342P - Comparison of 0.25 mg versus 0.75 mg of palonosetron in combination with aprepitant and dexamethasone for prevention of chemotherapy-induced nausea and vomiting following cisplatin-containing chemotherapy in patients with esophageal cancer

Background

Palonosetron (PALO) is a second generation 5HT-3 receptor antagonist recommended as a preferred drug for high-emetogenic chemotherapies. PALO 0.25 mg has been reported to be as effective as 0.75 mg with less adverse events, such as constipation, when used alone or in combination with dexamethasone (DEX). The efficacy and safety of PALO 0.25 mg compared to 0.75 mg in combination with aprepitant (APR) plus DEX in patients (pts) with esophageal cancer remain unclear.

Methods

We retrospectively evaluated the efficacy and safety of PALO 0.25 mg versus 0.75 mg in combination with APR plus DEX in pts with localized or metastatic esophageal cancer who received cisplatin (CDDP)-containing chemotherapy between Nov. 2015 and Mar. 2017 at our institution. Complete response was defined as no emetic episodes and no rescue medication use.

Results

This study enrolled 58 and 55 pts who received PALO 0.25 mg and 0.75 mg. The baseline characteristics were similar between both groups. Sixteen (28%) and 24 (44%) pts received triplet regimen (docetaxel, CDDP and 5-fluorouracil), respectively. The complete response rates were 72% for 0.25 mg and 62% for 0.75 mg, with no significant difference (odds ratio [OR] = 0.62, p = 0.23). Percentages of no nausea was also similar with 40% and 33%, respectively (OR = 0.74, p = 0.44). Grade 2-3 constipation and any grade of aspartate aminotransferase increase were more frequently observed in 0.75 mg group (38% vs. 58%, p < 0.05; 7% vs. 22%, p < 0.05). In univariate and multivariate analyses, no association between baseline characteristics, including dose of PALO, and complete response rate was observed. Meanwhile, PALO 0.75 mg, older age, localized disease, and tobacco consumption were significantly associated with grade 2 or more constipation (OR = 0.28, p < 0.01; OR = 0.28, p < 0.01; OR = 3.09, p < 0.05; OR = 0.27, p < 0.05).

Conclusions

PALO 0.25 mg in combination with APR plus DEX may contributed to the decrease in constipation in pts with esophageal cancer who received CDDP-containing chemotherapy without compromising the anti-emetic effect compared to 0.75 mg.

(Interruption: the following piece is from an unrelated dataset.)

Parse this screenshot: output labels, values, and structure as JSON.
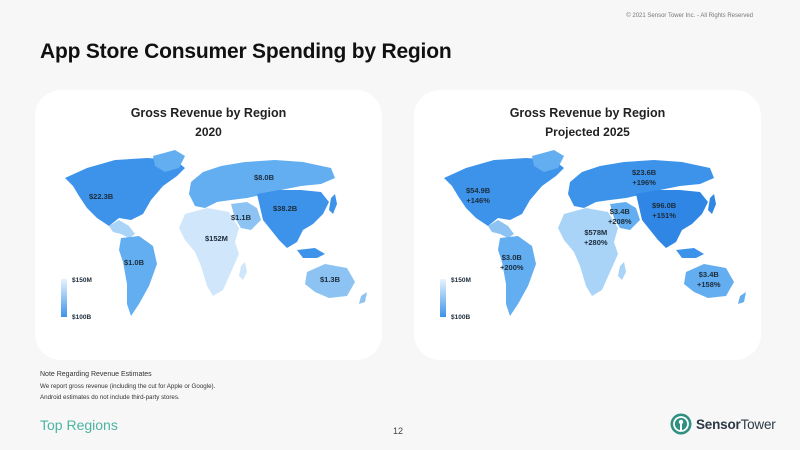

Clinical trial identification

Editorial acknowledgement

Legal entity responsible for the study

National Cancer Center.

Funding

Has not received any funding.

Disclosure

Y. Nakamura: Research grant/Funding (institution): Taiho Pharmaceutical. H. Taniguchi: Honoraria (self): Bayer; Honoraria (self): Sanofi; Honoraria (self), Research grant/Funding (institution): Takeda; Honoraria (self): Chugai; Honoraria (self): Taiho Pharmaceutical; Honoraria (self): Lilly Japan; Honoraria (self): Merck Serono; Honoraria (self): Yakult Honsha; Honoraria (self): MBL; Honoraria (self): Bristol-Myers Squibb; Honoraria (self): MSD; Honoraria (self), Research grant/Funding (institution): Novartis; Honoraria (self), Research grant/Funding (institution): Daiichi-Sankyo; Honoraria (self): Mitsubishi Tanabe Pharma; Honoraria (self): Nippon Kayaku; Research grant/Funding (institution): Sumitomo-Dainippon Pharma; Research grant/Funding (institution): Array BioPharma; Research grant/Funding (institution): MSD Oncology; Research grant/Funding (institution): Ono Pharmaceutical; Research grant/Funding (institution): Sysmex. T. Kojima: Honoraria (self), Research grant/Funding (institution): Ono Pharmaceutical; Advisory/Consultancy, Research grant/Funding (institution): MSD; Research grant/Funding (institution): Astellas Amgen BioPharma; Research grant/Funding (institution): Chugaiseiyaku; Research grant/Funding (institution): Parexel; Research grant/Funding (institution): Shionogi; Advisory/Consultancy: Bristol-Myers Squibb Company; Advisory/Consultancy: Merck Biopharma; Honoraria (self): Oncolys BioPharma. T. Yoshino: Research grant/Funding (institution): Novartis Pharma; Research grant/Funding (institution): MSD; Research grant/Funding (institution): Sumitomo Dainippon Pharma; Research grant/Funding (institution): Chugai; Research grant/Funding (institution): Sanofi; Research grant/Funding (institution): Daiichi-Sankyo; Research grant/Funding (institution): Parexel International; Research grant/Funding (institution): Ono Pharmaceutical; Research grant/Funding (institution): GlaxoSmithKline. All other authors have declared no conflicts of interest.